As an explanatory theory of anything spontanaeity is completely worthless. It's essentially equivalent to saying that god did it.
If it was merely worthless at being explanatory or predictive it would be one thing. But it actually takes a value judgment on activity. And that makes it worse than worthless as an ideology for the working class.
Mass movements require a lot of motive force, and it is unusual for that to acquire that motive force by subjectivity in the main part. However, subjectivity factors into the problem - hence you have fads which come in an out that have very little to do with material factors.
It's also incredibly hard to predict when a mass movement will gain force, just as it is hard to predict when some fad will find root. Collective action problems are tricky.
However, if a "spontaneist" ideology became widespread, we'd all be assured of the need to sit on our hands, and with pretty much any objective condition, we'd be almost certainly confined to total inaction.
Zanthorus
9th June 2011, 21:06
Spontaneous as in produced by the real contradictions of capitalist society, by the conflict between the forces and relations of production, by the necessity imposed on the working-class by the development of capitalism, rather than by the propaganda of the sects/rackets trying to promote their own brands on the political marketplace. As for your final statement about what would happen if we all adhered to 'spontaneist' ideology, you seem to have failed to realise that the point about 'spontaneism' is that ideas are irrelevant.
As for your final statement about what would happen if we all adhered to 'spontaneist' ideology, you seem to have failed to realise that the point about 'spontaneism' is that ideas are irrelevant.
I have already tackled this somewhat in my previous post, but I'll add this: Ideas are not irrelevant. It is of course true that objective circumstances are primary, however ideas obviously have an effect on the real world too. It would be more correct to see a dialectical relationship here.
Rowan Duffy
9th June 2011, 23:36
you seem to have failed to realise that the point about 'spontaneism' is that ideas are irrelevant.

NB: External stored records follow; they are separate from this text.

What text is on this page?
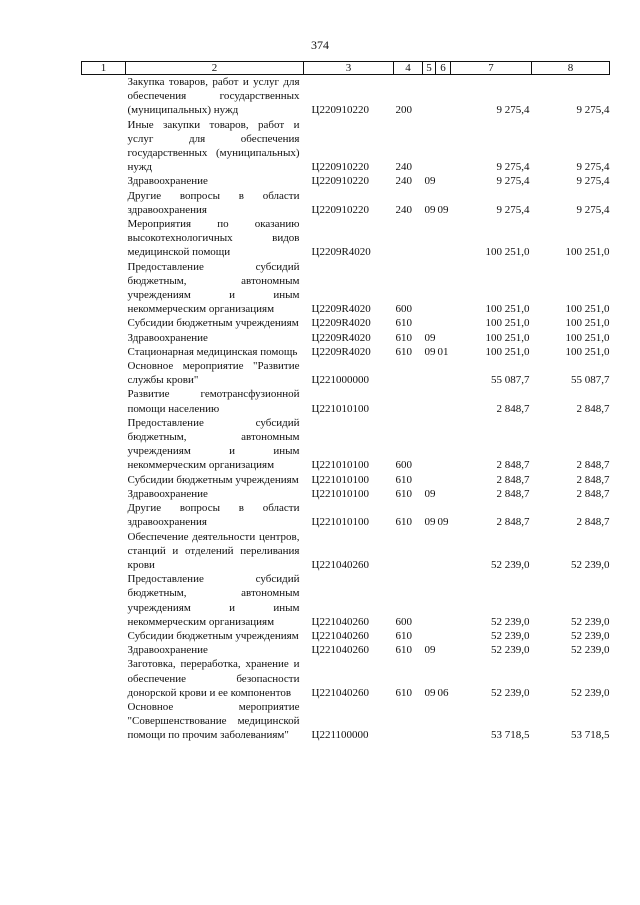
374
1	2	3	4	5	6	7	8
	Закупка товаров, работ и услуг для обеспечения государственных (муниципальных) нужд	Ц220910220	200			9 275,4	9 275,4
	Иные закупки товаров, работ и услуг для обеспечения государственных (муниципальных) нужд	Ц220910220	240			9 275,4	9 275,4
	Здравоохранение	Ц220910220	240	09		9 275,4	9 275,4
	Другие вопросы в области здравоохранения	Ц220910220	240	09	09	9 275,4	9 275,4
	Мероприятия по оказанию высокотехнологичных видов медицинской помощи	Ц2209R4020				100 251,0	100 251,0
	Предоставление субсидий бюджетным, автономным учреждениям и иным некоммерческим организациям	Ц2209R4020	600			100 251,0	100 251,0
	Субсидии бюджетным учреждениям	Ц2209R4020	610			100 251,0	100 251,0
	Здравоохранение	Ц2209R4020	610	09		100 251,0	100 251,0
	Стационарная медицинская помощь	Ц2209R4020	610	09	01	100 251,0	100 251,0
	Основное мероприятие "Развитие службы крови"	Ц221000000				55 087,7	55 087,7
	Развитие гемотрансфузионной помощи населению	Ц221010100				2 848,7	2 848,7
	Предоставление субсидий бюджетным, автономным учреждениям и иным некоммерческим организациям	Ц221010100	600			2 848,7	2 848,7
	Субсидии бюджетным учреждениям	Ц221010100	610			2 848,7	2 848,7
	Здравоохранение	Ц221010100	610	09		2 848,7	2 848,7
	Другие вопросы в области здравоохранения	Ц221010100	610	09	09	2 848,7	2 848,7
	Обеспечение деятельности центров, станций и отделений переливания крови	Ц221040260				52 239,0	52 239,0
	Предоставление субсидий бюджетным, автономным учреждениям и иным некоммерческим организациям	Ц221040260	600			52 239,0	52 239,0
	Субсидии бюджетным учреждениям	Ц221040260	610			52 239,0	52 239,0
	Здравоохранение	Ц221040260	610	09		52 239,0	52 239,0
	Заготовка, переработка, хранение и обеспечение безопасности донорской крови и ее компонентов	Ц221040260	610	09	06	52 239,0	52 239,0
	Основное мероприятие "Совершенствование медицинской помощи по прочим заболеваниям"	Ц221100000				53 718,5	53 718,5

While this is obviously untrue in the general case (engineering could not exist otherwise) I certainly wish it were true in your particular case.
Forward Union
10th June 2011, 01:01
It is exactly such an economist position that is such an obstacle today on the far left. The idea that we can politically educate our class merely by economic struggle is not only an illusion, it is also one of the important reasons why we are so marginal.
Union density is 12% and falling in the UK and I don't know any left wing organisations that are dedicated to rebuilding them. So I don't know what you base these statements on. The Socialist Party recently turned the NSSN into a political campaign when it could have been used to rebuild unions, the SWP has its own version, etc ect.
After all, where is the need for building a party if all we need to do is argue for strikes, etc.? Economic struggle is not an act of willpower, but a natural development within capitalism. It is exactly the task of socialists to educate our class for the need to go beyond such struggles and move onto the political plane.
This argument made sense a few decades ago. Now we need to go back a step and build "trade union conciousness" before talking about directing it.
I agree and I've said it already: recruiting ad infinitum is not going to work out. Actually, the idea that we need to build "our" party and ignore all other groups is actually more hurting the movement than anything. Competing sects will not only cause a great deal of disillusionment and waste of energy, it is actually not transcending the capitalist dynamics at all. If we would be talking about companies, we'd be talking about competition and market shares, etc. What is the point of gaining more "market share" for a communist though? It is a stupid premise. Our goal ought to be to organise the whole class, in all its diversity, beginning with uniting the most advanced elements of the class, the communists and class struggle anarchists.
Agree apart from the last part. We need to rebuild the basic organs of class power, not naval gase.